Arbeitnehmer, die dreischichtig im Dreischicht-System oder ausschließlich im Nachtschicht-System arbeiten, erhalten für je 50 Arbeitstage in diesem System einen Tag Schichtfreizeit (1 Arbeitstag, Entgeltberechnung wie Urlaub).
(...)
§ 6 Mehr-, Nacht-, Nachtschicht-, Sonn- und Feiertagsarbeit
(...)
3. Nachtarbeit ist die in der Zeit zwischen 20.00 und 6.00 Uhr geleistete Arbeit. (Als Nachtarbeit gilt auch diejenige Zeit, die im Rahmen einer Schicht in diese Nachtzeit fällt).

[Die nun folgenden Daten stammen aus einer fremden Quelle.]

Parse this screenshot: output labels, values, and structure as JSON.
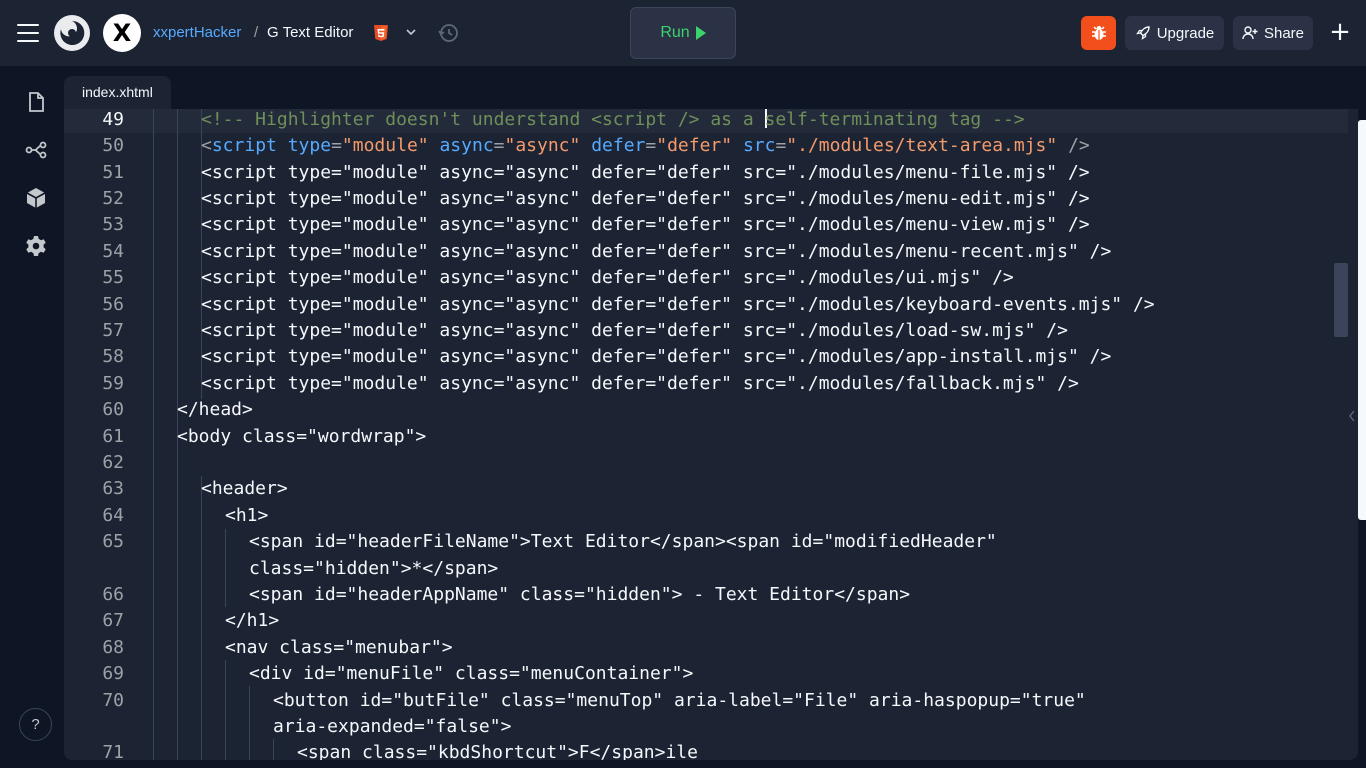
{
  "header": {
    "username": "xxpertHacker",
    "separator": "/",
    "repl_name": "G Text Editor",
    "avatar_letter": "X",
    "run_label": "Run",
    "upgrade_label": "Upgrade",
    "share_label": "Share",
    "add_label": "+"
  },
  "sidebar": {
    "items": [
      {
        "icon": "file-icon"
      },
      {
        "icon": "git-branch-icon"
      },
      {
        "icon": "package-icon"
      },
      {
        "icon": "gear-icon"
      }
    ],
    "help_label": "?"
  },
  "editor": {
    "tab_label": "index.xhtml",
    "active_line": "49",
    "line_numbers": [
      "49",
      "50",
      "51",
      "52",
      "53",
      "54",
      "55",
      "56",
      "57",
      "58",
      "59",
      "60",
      "61",
      "62",
      "63",
      "64",
      "65",
      "",
      "66",
      "67",
      "68",
      "69",
      "70",
      "",
      "71"
    ],
    "plain_lines": [
      "<script type=\"module\" async=\"async\" defer=\"defer\" src=\"./modules/menu-file.mjs\" />",
      "<script type=\"module\" async=\"async\" defer=\"defer\" src=\"./modules/menu-edit.mjs\" />",
      "<script type=\"module\" async=\"async\" defer=\"defer\" src=\"./modules/menu-view.mjs\" />",
      "<script type=\"module\" async=\"async\" defer=\"defer\" src=\"./modules/menu-recent.mjs\" />",
      "<script type=\"module\" async=\"async\" defer=\"defer\" src=\"./modules/ui.mjs\" />",
      "<script type=\"module\" async=\"async\" defer=\"defer\" src=\"./modules/keyboard-events.mjs\" />",
      "<script type=\"module\" async=\"async\" defer=\"defer\" src=\"./modules/load-sw.mjs\" />",
      "<script type=\"module\" async=\"async\" defer=\"defer\" src=\"./modules/app-install.mjs\" />",
      "<script type=\"module\" async=\"async\" defer=\"defer\" src=\"./modules/fallback.mjs\" />",
      "</head>",
      "<body class=\"wordwrap\">",
      "",
      "<header>",
      "<h1>",
      "<span id=\"headerFileName\">Text Editor</span><span id=\"modifiedHeader\"",
      "class=\"hidden\">*</span>",
      "<span id=\"headerAppName\" class=\"hidden\"> - Text Editor</span>",
      "</h1>",
      "<nav class=\"menubar\">",
      "<div id=\"menuFile\" class=\"menuContainer\">",
      "<button id=\"butFile\" class=\"menuTop\" aria-label=\"File\" aria-haspopup=\"true\"",
      "aria-expanded=\"false\">",
      "<span class=\"kbdShortcut\">F</span>ile"
    ],
    "comment_before_cursor": "<!-- Highlighter doesn't understand <script /> as a ",
    "comment_after_cursor": "self-terminating tag -->",
    "line50": {
      "open": "<",
      "tag": "script",
      "a1": "type",
      "v1": "\"module\"",
      "a2": "async",
      "v2": "\"async\"",
      "a3": "defer",
      "v3": "\"defer\"",
      "a4": "src",
      "v4": "\"./modules/text-area.mjs\"",
      "close": "/>",
      "eq": "="
    }
  }
}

4. Nachtschichtarbeit ist die regelmäßig in der Zeit von 22.00 bis 6.00 Uhr geleistete Arbeit. Eine Verlegung der Schichtzeiten ist im Einvernehmen mit dem Betriebsrat möglich.
Regelmäßige Nachtarbeit ist auch diejenige Arbeitszeit, die in einem gleichmäßigen betrieblichen Geschehensablauf (...) geleistet wird, wenn sie eine Kalenderwoche vorher angekündigt ist.
Unregelmäßige Nachtarbeit ist sonstige Nachtarbeit, mit Ausnahme der Schichtarbeit, die in die Nachtzeit fällt.
(...)
§ 7 Zuschläge für Mehr-, Nacht-, Nachtschicht-, Sonn- und Feiertagsarbeit
1. Die Zuschläge betragen für angeordnete
(...)
B. Nachtarbeit
a) regelmäßige Nachtarbeit und Nachtschichtarbeit 25 %
b) unregelmäßige Nachtarbeit 50 %
c) Nachtarbeit, die gleichzeitig Mehrarbeit ist 75 %
(...)
1) Hiervon gelten 50 % für Nachtarbeit, 25 % für Mehrarbeit
(...)"
Der Kläger ist im Schichtbetrieb tätig. Die Beklagte zahlte an den Kläger für Nachtschichttätigkeiten in der Zeit von Januar bis Juli 2019 Nachtschichtzuschläge ausgehend Zuschlagsatz von 25 %.
Mit Schreiben der Gewerkschaft NGG vom 24.09.2019 (Bl. 4 d. A.) verlangte der Kläger erfolglos die Zahlung weiterer Nachtzuschläge im vorbezeichneten Zeitraum in Höhe von insgesamt 1.295,70 €.
Mit seiner am 15.08.2019 bei Gericht eingegangenen und der Beklagten am 19.08.2019 zugestellten Klage vom 13.08.2019 verfolgt der Kläger dieses Begehren weiter.
Der Kläger hat die Ansicht vertreten, er habe vor dem Hintergrund der Entscheidungen des Bundesarbeitsgerichts vom 21.03.2018 - 2 AZR 34/17, sowie vom 11.12.2013 - 10 AZR 736/12 einen Anspruch auf Zahlung eines Nachtarbeitszuschlags von 50 %.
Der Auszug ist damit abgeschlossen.